The headnotes are short, and many are more evocative than informational. “Sweet and tangy and a little out of the box. Just like my new crush, ” she says of her peaches and rhubarb pie. “Aromatic and toothy like a bouquet of honey and flowers,” she says of her spelt waffles. It might be easiest to decide what you’d like to bake first based on how you’re feeling at the moment.
Even if you’re not a baker at heart, you can still learn something. Jensen tells us how to nurture a sourdough starter, sure, but also how to take a deep breath (start by finding a comfortable space) and host a Sunday night pizza party. You might even get inspiration for tonight’s dinner: coriander-sage pancakes brushed with a honey-balsamic glaze and served with pickled onions, capers, and cheese, or pizza with roasted spinach and roasted turnips. Her “yard sauce”—the pet name for a pizza dressing made from olive oil blitzed with an entire head of garlic, lemon, and herbs—sounds like something you’d be wise to make every week to toss into pastas and salads.
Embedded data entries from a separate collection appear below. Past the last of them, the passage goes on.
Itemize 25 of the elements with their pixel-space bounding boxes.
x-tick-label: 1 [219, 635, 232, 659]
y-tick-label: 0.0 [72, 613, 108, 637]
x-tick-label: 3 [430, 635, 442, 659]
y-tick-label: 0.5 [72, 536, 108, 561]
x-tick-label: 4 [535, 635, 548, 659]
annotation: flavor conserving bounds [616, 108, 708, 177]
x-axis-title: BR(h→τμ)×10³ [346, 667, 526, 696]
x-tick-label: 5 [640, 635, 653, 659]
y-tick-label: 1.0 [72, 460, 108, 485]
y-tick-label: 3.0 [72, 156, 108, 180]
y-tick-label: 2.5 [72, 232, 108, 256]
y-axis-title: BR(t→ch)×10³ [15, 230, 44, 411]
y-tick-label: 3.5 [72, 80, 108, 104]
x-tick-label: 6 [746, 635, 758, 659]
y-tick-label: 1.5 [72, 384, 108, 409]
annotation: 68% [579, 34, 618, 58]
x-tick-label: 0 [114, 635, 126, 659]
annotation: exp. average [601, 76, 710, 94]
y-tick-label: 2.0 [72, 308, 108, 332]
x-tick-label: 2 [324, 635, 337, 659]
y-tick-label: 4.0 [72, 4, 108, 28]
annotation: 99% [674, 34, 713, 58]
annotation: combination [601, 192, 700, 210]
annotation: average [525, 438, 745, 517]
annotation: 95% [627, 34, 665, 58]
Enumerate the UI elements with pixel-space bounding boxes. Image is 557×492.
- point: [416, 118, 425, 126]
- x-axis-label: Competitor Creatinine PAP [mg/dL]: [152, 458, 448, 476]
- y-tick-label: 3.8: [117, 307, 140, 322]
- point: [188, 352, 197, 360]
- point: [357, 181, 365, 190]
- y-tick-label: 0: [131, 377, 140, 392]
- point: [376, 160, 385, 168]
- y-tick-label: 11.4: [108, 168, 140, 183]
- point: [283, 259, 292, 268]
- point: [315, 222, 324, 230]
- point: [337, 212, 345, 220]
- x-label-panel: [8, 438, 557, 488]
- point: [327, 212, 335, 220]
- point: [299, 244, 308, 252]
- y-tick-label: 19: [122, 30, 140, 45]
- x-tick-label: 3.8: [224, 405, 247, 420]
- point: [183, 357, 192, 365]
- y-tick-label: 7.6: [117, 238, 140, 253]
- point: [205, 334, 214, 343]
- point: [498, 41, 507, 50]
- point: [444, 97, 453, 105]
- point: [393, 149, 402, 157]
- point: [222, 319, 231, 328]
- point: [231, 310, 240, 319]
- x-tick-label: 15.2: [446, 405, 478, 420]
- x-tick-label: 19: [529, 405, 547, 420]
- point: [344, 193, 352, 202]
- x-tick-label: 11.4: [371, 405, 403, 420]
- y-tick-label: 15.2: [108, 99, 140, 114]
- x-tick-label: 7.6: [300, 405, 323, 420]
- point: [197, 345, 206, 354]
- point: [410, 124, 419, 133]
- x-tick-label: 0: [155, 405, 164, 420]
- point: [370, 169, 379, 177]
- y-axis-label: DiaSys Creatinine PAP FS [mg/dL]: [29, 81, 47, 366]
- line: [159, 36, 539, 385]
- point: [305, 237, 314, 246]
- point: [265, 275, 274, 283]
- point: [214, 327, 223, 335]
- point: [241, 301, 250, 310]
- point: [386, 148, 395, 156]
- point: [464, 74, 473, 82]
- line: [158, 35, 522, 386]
It’s an eclectic mix, but one that reflects Jensen’s desire for her cookbook to be more than that. “She wants her book to contain stuff about, like, the moon. About astrology and poetry,” wrote Kramer back in 2016. “And people said, Okay, that’s great, but do you have any recipes?”
This book is Jensen’s victory. A Baker’s Year closes with an outline of the lunar cycle from new moon to waning crescent, followed by instructions for setting a new moon intention, and and a handful of recipes for lofty, single layer “moon cakes”: Full moon is what we know to be yellow cake; new moon, a deep chocolate; waning moon, a sunny turmeric-orange; and waxing moon, a hearty spice cake with apple, walnuts, and ginger.
“Bake the full moon cake two or three times before moving on to the other cakes. You may forgo the timer and the notepad once you learn the rhythm, but perhaps you will enjoy it, bringing the ritual of goal-setting and journal writing with you into your baking.” And when the intention is a great cake, the practice isn’t so bad.